12 septembre 1786… Après le triomphe des célébrissimes Noces de Figaro, Mozart est un peu las, passant son été à composer pour le piano, sans se forcer, histoire de gagner un peu d’argent. La preuve avec ces douze variations dont nous fêtons la création aujourd’hui, variations certes sans prétention, mais non sans charme.

En cette fin d’été 1786, Mozart ne tient pas la grande forme. Ce n’est certes pas la première fois, mais l’année avait pourtant été prometteuse, notamment avec le triomphe éphémère et à éclipses des Noces de Figaro.

Peu avant l’été, il échafaude un projet destiné à lui redonner un coup de fouet : partir en tournée, avec ses amis anglais, dont la si belle Nelly Storace, la créatrice de Susanna, et dont les relations avec Mozart semblent bien aller au-delà de la simple confraternité… Partir en tournée et aller avec elle, son frère et deux autres amis en Angleterre, en passant par exemple par l’Italie (ce n’est pas le chemin le plus court, mais qu’importe) ou l’Allemagne.

Cependant, le projet n’aboutit pas : comment laisser Constance, sa femme, seule avec deux enfants très jeunes à Vienne, sans un radis ? Tout ceci tourne sans doute beaucoup dans sa tête lasse. Assez pour nuire à sa production : durant l’été, il ne compose que pour le piano et il ne se force pas beaucoup. Il le fait pour ses élèves ou pour capter un peu d’argent auprès de son ami Franz Anton Hoffmeister. C’est notamment le cas de ces douze variations, qui sont comptabilisées au numéro 500 dans le fameux catalogue Köchel et qu’il date du 12 septembre 1786.

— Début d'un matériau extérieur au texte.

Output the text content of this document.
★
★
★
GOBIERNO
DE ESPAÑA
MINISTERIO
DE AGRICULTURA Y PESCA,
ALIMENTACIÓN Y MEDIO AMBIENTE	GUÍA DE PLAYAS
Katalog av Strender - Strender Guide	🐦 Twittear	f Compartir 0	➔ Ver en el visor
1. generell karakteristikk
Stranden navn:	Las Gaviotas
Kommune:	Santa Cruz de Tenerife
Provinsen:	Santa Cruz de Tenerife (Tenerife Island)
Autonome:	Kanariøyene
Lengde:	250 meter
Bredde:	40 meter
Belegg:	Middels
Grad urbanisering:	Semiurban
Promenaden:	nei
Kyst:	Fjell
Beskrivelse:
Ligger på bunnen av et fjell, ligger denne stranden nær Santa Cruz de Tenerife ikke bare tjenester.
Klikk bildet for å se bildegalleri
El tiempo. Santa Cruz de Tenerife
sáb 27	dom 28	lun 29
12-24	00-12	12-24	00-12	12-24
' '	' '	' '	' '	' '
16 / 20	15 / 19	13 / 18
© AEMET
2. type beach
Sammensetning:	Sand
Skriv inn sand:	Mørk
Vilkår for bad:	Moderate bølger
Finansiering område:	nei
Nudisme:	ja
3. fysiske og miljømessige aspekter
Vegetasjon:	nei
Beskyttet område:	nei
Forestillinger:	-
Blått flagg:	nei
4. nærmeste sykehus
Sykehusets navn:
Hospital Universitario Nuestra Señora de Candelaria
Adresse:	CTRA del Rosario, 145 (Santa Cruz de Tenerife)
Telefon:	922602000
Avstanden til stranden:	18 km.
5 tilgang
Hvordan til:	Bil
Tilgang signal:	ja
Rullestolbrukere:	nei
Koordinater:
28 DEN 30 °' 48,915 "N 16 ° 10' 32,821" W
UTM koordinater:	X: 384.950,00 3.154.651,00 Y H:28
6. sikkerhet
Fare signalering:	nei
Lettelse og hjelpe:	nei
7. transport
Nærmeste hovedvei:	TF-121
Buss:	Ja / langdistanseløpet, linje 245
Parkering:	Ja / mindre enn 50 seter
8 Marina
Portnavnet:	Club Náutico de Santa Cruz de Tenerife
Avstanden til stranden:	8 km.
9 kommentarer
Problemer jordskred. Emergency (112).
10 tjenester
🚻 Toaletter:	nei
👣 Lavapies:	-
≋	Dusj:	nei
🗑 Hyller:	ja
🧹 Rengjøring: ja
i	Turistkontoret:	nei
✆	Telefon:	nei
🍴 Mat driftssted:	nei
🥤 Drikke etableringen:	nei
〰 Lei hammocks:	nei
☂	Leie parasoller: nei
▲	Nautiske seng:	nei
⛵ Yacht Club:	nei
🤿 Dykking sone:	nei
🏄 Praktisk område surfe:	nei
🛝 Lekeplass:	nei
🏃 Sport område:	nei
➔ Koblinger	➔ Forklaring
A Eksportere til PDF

Il faudra attendre novembre et l’échec définitif de son projet de voyage pour le voir rebondir (un peu). Bon, ceci dit, du Mozart las, ça reste du Mozart ! Et cette série de variations sur un allegretto sans prétention a quand même son petit charme suranné. L’automne suivant sera pour la production mozartienne une sorte de renaissance… mais c’est une autre histoire.